By working with intaglio and archival printing processes, Tsalamata translates this encounter into a kind of fossilized dialogue. Her process isn’t quick. Intaglio requires patience and care—etching, inking, wiping, and pressing. It mirrors the themes of her subject: time, pressure, repetition. The result is a surface filled with tension and quiet energy. Her mixed media additions add further complexity—never flashy, but always deliberate.

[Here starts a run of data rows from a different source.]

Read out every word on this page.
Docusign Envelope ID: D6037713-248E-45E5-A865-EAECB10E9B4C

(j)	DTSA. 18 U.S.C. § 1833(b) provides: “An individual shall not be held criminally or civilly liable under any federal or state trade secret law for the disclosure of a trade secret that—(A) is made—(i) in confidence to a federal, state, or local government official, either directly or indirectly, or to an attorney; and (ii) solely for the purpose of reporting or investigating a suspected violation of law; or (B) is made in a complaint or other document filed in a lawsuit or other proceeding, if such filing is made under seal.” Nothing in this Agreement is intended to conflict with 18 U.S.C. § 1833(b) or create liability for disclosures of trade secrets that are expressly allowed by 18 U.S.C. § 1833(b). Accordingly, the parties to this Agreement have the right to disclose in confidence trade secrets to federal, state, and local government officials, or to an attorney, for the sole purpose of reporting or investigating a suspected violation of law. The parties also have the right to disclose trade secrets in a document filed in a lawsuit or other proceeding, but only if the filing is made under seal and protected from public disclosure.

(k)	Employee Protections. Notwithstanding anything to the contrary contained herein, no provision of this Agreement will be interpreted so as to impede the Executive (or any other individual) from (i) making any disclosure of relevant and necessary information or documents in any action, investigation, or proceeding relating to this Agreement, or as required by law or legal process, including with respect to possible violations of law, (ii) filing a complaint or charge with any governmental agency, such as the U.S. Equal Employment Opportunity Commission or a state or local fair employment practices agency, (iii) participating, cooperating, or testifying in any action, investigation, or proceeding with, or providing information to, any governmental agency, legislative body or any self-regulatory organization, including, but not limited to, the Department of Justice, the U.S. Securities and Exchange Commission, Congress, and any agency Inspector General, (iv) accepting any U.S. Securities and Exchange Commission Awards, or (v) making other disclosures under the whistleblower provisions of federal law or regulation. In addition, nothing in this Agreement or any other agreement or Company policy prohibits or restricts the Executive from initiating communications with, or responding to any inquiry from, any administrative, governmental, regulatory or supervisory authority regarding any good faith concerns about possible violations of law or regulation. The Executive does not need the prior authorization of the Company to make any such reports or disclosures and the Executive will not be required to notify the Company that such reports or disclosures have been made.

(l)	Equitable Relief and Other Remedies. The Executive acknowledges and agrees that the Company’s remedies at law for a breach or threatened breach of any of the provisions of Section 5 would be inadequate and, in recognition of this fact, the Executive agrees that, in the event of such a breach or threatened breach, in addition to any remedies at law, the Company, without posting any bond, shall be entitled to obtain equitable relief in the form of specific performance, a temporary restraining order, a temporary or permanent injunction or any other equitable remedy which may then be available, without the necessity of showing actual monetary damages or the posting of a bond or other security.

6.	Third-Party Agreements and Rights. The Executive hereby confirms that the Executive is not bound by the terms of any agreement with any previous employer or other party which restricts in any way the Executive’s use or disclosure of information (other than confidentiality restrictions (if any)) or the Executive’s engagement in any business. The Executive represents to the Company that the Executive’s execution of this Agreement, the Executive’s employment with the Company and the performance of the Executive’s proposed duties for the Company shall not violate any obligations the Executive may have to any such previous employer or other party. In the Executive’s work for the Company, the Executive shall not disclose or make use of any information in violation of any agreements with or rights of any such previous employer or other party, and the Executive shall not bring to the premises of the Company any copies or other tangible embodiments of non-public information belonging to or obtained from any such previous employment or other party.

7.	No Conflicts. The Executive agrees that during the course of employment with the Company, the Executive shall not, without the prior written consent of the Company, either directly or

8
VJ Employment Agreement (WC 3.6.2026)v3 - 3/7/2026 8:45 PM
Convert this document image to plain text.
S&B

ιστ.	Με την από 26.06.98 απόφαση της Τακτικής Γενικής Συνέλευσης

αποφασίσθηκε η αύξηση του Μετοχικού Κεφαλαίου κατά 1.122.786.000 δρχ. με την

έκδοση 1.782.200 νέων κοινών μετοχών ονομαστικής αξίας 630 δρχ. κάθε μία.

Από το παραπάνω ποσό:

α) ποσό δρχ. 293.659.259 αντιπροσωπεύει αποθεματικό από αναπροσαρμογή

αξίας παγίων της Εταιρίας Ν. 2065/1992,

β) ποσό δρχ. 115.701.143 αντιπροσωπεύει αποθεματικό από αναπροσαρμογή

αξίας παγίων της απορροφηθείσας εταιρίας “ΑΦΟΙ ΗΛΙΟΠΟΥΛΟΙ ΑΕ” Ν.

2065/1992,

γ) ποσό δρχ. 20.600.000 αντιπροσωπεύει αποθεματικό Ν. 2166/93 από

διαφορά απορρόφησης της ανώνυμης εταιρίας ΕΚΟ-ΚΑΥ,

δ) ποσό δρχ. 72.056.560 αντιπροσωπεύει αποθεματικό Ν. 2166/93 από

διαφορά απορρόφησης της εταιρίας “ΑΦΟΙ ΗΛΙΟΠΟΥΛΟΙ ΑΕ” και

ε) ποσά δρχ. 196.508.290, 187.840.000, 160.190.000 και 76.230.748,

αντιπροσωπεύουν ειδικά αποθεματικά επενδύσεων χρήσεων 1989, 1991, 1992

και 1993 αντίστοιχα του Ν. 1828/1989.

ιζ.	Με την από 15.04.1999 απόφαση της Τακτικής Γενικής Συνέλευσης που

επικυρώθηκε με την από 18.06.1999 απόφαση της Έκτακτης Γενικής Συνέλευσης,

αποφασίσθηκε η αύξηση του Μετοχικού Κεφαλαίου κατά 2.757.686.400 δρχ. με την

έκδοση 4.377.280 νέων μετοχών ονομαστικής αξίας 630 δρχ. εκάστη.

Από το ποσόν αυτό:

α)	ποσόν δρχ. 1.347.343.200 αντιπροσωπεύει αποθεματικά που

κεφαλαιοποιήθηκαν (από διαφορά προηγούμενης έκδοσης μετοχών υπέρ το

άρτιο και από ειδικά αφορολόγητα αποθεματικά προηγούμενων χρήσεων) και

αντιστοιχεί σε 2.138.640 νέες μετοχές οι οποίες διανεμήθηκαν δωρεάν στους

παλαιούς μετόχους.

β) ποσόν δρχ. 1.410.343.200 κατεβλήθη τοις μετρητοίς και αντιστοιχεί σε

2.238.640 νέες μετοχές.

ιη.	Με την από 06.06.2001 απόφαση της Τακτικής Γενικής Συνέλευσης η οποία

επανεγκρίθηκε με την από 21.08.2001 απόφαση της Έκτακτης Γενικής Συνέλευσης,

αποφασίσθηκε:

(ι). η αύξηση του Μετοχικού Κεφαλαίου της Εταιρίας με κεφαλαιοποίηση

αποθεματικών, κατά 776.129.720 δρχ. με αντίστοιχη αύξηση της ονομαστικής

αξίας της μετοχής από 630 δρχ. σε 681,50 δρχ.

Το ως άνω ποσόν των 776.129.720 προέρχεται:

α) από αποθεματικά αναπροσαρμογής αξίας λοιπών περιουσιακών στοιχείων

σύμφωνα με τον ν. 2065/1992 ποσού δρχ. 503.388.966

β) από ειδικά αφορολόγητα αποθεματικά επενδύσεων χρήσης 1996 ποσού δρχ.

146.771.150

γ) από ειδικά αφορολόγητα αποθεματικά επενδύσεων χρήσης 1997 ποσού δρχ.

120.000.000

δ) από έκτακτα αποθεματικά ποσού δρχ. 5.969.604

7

Tsalamata’s commentary is not just visual. She writes alongside her work, describing what she felt and thought as she created each piece. In the case of this series, her reflections center around interconnectedness. The realization that nothing exists in isolation. That the roots pressing into ancient stone are not intrusions—they’re reminders of how everything is linked. The architecture of man and the structure of trees may seem at odds, but they both belong to the same unfolding story.
She says: “If we recognize that everything in the universe is interdependent, it follows that we are all connected to each other. The awareness of interconnectedness and interdependence is a key factor in the development of connections, social interaction, and environmental awareness.” This sentiment is the quiet core of her work. It’s not just about awe at the force of nature—it’s about realizing we are not separate from it.
What makes Tsalamata’s work compelling is her refusal to romanticize the past or idealize nature. Instead, she lays bare the conflict and lets the viewer sit with it. In Interweaving Nature and Art, she’s not mourning the erosion of man’s creations, nor is she celebrating nature’s “triumph.” She’s just showing it—balanced, real, and unresolvable. The trees will keep growing. The stone will keep cracking. And we, as observers and participants, are part of that cycle.
For Tsalamata, art is a space where this reflection becomes visible. Her prints are quiet but assertive, like the roots she depicts—moving slowly but with purpose. The series stands as a call to reconsider what we think of as permanence, strength, or progress. It asks: What does it mean to build? What does it mean to endure? And most of all, what does it mean to belong to a world where nothing stands apart?
In Tsalamata’s hands, the answers aren’t spelled out. They’re traced, pressed, and layered—waiting for us to look closely and ask again.